Kakinohana, a world-renowned, ninth-degree black belt from Okinawa, Japan, arrived in Suffolk on Sunday to spend a week teaching at the Suffolk dojo alongside Mark Greville, a longtime colleague and fellow grand master born and raised in Australia.

The two grand masters were invited by Carlos Rivas, the Eclipse karate studio master and a former student of Kakinohana. Rivas said he wanted his students to learn the old ways of karate, especially from someone as esteemed as Kakinohana.

“He’s considered a living treasure for the example that he sets for others,” Rivas said about Kakinohana. “You can’t buy that.”

Kakinohana is a grand master of Shorin-ryu, one of the oldest styles of karate. The 70-year-old said he began training in Okinawa at the age of 13 shortly after World War Two had ended to be strong enough to protect his family.

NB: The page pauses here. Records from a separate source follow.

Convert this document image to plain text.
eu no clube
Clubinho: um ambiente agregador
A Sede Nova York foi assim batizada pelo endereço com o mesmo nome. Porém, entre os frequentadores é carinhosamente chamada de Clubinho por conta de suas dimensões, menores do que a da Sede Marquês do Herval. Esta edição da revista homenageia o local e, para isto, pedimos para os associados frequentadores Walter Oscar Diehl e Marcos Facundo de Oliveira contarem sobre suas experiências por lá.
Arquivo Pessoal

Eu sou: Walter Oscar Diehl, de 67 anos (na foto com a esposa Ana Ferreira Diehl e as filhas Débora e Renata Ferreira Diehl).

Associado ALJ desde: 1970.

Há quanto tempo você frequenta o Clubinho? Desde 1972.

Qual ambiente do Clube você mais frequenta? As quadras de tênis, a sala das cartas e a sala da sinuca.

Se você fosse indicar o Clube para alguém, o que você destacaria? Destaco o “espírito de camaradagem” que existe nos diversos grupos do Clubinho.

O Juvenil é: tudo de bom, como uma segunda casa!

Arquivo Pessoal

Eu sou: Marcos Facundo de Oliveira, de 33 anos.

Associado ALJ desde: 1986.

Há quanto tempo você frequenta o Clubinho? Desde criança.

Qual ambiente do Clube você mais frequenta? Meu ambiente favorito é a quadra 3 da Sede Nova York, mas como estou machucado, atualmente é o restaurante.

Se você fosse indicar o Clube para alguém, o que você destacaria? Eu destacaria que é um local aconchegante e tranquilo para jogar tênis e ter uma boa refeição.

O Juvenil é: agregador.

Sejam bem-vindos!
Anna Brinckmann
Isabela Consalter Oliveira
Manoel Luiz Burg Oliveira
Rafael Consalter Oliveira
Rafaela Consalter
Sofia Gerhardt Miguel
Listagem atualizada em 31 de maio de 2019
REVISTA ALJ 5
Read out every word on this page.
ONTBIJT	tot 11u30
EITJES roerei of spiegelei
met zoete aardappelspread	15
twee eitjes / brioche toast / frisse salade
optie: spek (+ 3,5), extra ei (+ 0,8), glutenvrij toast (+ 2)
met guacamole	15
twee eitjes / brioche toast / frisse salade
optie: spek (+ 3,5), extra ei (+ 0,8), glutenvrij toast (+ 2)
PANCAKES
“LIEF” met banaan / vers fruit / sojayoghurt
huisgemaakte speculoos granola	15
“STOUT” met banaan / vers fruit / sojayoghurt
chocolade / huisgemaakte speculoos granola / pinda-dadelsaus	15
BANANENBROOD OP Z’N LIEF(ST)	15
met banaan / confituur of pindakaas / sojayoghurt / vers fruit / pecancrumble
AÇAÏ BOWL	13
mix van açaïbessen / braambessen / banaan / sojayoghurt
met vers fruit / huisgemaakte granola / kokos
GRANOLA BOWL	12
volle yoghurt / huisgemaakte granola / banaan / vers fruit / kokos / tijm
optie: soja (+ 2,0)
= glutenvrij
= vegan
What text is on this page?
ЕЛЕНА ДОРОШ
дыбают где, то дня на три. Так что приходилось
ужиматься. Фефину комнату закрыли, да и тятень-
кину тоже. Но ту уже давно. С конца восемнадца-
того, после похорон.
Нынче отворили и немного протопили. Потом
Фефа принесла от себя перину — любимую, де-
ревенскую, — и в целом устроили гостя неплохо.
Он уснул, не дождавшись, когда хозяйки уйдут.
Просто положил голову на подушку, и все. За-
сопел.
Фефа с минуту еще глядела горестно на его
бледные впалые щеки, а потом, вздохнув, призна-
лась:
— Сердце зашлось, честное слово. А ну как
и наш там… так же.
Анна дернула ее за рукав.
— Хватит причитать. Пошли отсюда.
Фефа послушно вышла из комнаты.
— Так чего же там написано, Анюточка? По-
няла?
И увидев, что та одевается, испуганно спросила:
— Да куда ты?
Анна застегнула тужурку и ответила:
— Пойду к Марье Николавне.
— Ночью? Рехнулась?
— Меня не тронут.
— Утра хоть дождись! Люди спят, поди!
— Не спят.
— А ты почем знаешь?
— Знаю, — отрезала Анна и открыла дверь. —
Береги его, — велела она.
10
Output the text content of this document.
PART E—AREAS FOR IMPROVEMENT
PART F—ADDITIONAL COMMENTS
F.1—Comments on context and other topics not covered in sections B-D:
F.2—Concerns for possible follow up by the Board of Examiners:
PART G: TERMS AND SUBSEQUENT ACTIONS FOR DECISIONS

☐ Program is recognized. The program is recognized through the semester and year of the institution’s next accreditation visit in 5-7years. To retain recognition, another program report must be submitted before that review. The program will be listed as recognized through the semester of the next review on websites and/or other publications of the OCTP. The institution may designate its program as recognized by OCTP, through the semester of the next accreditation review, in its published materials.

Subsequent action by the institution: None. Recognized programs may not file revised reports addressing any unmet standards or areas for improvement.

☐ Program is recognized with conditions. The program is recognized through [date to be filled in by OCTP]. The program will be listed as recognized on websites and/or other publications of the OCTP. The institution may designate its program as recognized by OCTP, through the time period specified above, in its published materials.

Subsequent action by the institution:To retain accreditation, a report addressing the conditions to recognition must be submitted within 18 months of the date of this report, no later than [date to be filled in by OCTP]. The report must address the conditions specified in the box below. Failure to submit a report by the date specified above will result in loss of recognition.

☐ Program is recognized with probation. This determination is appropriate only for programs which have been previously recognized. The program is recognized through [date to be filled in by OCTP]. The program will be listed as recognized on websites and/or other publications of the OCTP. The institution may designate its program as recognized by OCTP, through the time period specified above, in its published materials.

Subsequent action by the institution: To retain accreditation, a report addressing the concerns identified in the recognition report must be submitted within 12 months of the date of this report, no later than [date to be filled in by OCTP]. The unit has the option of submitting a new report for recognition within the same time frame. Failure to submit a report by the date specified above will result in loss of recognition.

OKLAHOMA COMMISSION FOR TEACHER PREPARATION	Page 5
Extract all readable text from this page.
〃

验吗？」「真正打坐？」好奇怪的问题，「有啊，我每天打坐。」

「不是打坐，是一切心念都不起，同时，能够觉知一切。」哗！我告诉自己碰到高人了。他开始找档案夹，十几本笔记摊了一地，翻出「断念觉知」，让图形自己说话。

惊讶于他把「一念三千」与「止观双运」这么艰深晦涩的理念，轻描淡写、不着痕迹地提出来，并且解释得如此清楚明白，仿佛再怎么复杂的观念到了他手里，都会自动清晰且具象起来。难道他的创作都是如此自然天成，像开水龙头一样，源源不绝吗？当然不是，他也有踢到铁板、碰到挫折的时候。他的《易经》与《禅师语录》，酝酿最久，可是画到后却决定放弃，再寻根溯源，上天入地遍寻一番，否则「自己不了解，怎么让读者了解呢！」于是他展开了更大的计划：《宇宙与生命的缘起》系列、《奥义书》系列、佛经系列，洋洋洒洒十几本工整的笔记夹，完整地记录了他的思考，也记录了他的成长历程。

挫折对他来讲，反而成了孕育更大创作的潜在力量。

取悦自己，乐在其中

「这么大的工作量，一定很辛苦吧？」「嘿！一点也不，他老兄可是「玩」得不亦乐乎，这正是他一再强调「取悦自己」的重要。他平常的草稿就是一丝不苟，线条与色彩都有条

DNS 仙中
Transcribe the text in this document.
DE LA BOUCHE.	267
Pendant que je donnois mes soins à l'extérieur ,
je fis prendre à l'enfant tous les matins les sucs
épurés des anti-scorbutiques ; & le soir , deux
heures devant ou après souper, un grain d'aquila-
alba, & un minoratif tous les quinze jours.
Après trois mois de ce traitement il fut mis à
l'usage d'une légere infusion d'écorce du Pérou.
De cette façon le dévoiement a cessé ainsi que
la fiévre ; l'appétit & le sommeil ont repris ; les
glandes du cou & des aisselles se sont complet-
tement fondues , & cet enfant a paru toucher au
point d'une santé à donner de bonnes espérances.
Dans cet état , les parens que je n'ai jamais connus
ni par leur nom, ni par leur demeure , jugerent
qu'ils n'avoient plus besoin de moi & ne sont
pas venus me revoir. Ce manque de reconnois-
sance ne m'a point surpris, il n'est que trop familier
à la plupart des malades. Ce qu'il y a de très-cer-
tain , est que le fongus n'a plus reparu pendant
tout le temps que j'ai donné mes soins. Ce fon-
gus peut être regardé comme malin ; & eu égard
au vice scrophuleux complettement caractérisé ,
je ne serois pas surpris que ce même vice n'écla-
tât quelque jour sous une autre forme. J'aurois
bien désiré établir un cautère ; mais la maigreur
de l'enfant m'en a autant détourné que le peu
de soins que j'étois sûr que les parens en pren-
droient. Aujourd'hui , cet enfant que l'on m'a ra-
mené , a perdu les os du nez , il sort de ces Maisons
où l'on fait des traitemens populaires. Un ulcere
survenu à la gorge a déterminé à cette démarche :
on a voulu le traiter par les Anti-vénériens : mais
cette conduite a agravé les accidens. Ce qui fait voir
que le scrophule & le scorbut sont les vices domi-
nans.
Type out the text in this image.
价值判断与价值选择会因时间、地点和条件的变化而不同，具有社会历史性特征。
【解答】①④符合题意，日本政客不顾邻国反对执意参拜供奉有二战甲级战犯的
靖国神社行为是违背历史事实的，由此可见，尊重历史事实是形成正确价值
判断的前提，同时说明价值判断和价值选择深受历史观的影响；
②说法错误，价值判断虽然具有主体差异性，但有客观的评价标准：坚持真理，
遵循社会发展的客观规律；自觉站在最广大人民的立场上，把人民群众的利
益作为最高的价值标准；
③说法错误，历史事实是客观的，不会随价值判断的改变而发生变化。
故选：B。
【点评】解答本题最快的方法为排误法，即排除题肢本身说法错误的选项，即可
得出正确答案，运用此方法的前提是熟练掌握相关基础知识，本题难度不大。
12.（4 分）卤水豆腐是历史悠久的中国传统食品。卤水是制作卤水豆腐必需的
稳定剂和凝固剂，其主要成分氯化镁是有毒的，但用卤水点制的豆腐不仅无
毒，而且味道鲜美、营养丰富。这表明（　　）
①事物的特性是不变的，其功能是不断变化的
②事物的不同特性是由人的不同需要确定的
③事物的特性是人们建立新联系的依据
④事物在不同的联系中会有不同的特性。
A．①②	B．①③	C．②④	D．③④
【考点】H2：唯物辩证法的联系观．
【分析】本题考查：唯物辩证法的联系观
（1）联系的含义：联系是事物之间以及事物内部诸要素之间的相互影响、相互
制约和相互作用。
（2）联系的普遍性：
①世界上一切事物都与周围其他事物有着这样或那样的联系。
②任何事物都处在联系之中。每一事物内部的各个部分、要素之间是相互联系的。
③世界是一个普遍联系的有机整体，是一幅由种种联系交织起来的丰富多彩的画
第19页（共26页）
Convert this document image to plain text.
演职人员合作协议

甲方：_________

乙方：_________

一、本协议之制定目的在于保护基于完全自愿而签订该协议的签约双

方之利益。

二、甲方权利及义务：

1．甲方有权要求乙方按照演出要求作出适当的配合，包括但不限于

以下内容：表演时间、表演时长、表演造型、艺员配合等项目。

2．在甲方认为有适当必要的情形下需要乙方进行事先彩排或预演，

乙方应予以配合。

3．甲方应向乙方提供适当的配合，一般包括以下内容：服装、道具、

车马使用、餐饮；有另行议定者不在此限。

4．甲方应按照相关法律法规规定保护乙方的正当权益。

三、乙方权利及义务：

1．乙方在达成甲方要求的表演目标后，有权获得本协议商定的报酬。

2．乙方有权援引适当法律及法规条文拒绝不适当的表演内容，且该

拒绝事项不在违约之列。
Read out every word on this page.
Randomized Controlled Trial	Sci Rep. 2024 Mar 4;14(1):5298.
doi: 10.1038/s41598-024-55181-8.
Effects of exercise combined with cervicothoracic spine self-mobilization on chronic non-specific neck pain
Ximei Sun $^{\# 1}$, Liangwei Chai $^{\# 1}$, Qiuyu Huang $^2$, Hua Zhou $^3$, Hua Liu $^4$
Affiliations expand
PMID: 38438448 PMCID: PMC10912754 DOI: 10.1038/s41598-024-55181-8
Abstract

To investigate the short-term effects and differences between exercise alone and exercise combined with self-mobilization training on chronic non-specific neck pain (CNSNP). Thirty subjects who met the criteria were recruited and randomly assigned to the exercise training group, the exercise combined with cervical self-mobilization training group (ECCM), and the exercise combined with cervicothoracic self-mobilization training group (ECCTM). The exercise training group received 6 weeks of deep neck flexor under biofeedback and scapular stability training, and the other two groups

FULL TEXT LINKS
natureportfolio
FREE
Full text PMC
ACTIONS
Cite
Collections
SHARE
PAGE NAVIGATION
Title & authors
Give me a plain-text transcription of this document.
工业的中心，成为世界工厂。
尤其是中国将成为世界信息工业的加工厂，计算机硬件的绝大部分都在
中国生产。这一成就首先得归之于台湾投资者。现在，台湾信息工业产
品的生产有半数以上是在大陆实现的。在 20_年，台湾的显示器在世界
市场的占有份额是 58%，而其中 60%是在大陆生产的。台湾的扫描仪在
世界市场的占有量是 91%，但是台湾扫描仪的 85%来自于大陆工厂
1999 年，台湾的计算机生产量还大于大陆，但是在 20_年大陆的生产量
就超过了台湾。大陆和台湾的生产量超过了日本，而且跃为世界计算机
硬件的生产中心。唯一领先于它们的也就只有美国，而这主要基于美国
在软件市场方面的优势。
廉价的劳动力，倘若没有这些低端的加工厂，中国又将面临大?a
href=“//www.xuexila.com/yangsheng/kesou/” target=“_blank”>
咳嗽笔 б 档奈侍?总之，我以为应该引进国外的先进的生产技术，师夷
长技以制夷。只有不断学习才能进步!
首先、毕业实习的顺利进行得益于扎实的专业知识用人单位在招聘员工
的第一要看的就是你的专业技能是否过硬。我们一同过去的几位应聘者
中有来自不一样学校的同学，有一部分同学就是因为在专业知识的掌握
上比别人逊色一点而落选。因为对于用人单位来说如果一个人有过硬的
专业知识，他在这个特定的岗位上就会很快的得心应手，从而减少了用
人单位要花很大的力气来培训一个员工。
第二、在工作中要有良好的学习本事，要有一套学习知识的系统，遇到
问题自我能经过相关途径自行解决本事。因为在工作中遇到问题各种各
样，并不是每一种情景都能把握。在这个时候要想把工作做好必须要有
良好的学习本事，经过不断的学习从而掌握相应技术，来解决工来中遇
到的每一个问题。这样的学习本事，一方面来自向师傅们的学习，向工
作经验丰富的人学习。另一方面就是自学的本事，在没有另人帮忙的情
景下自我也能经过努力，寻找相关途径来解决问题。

As he got older, he learned that karate was less about fighting and more about the mind, heart and spirit, he said.

“I learned so much about the spirit of karate, and I want to share that with others,” he said.

Greville, who has been teaching since 1977, explained that there are many misconceptions in western culture about karate. That it’s not about learning to hurt someone, but to hone yourself to have a sharp mind and unwavering focus, especially for learning kata, the 62-year-old said.

“It’s like a living textbook,” he said. “Once you can do kata, you can apply it in many different ways.”

Kakinohana has been training children in the basics of karate for the last decade, and his organization Shorin-Ryu Shorinkan Karate teaches thousands in India, he said. His stern face and powerful voice has been known to be intimidating to many students that come to respect the grand master immensely.

“Students of his that are 40 or 50 years old now are still kind of afraid of him,” Espiritu joked.

What’s most important is to build trust and understanding with the students so they accept the process and learn, he said.

“Once they trust me, they’re not afraid to be disciplined,” he said.

The grand masters trained with the students at the Eclipse dojo each evening from Monday through Thursday. While Greville walked younger students through the basics, Kakinohana worked with Jordan Talbert, Treshaun Whittaker, Teress Dobie and Camauri McPherson to prepare them for their black belts tests this March.

Kakinohana showed them how deep, controlled breaths will lessen the pain of a blow. He used a wooden stick to demonstrate correct posture and practice how to defend against an armed attacker.

His demeanor was serious, yet he still gave a satisfied smile at their performances.

“You can tell he’s very wise, and he’s a very vibrant person,” 14-year-old Jordan said. “Even though he’s very scary on the outside, he’s very kind in the center.”

The grandmaster was impressed by how well Rivas taught his students. He said that they embodied the good character karate demands, and that they should do well in their tests and competitions to come.

“If you work hard, good things will come to you,” he told the students.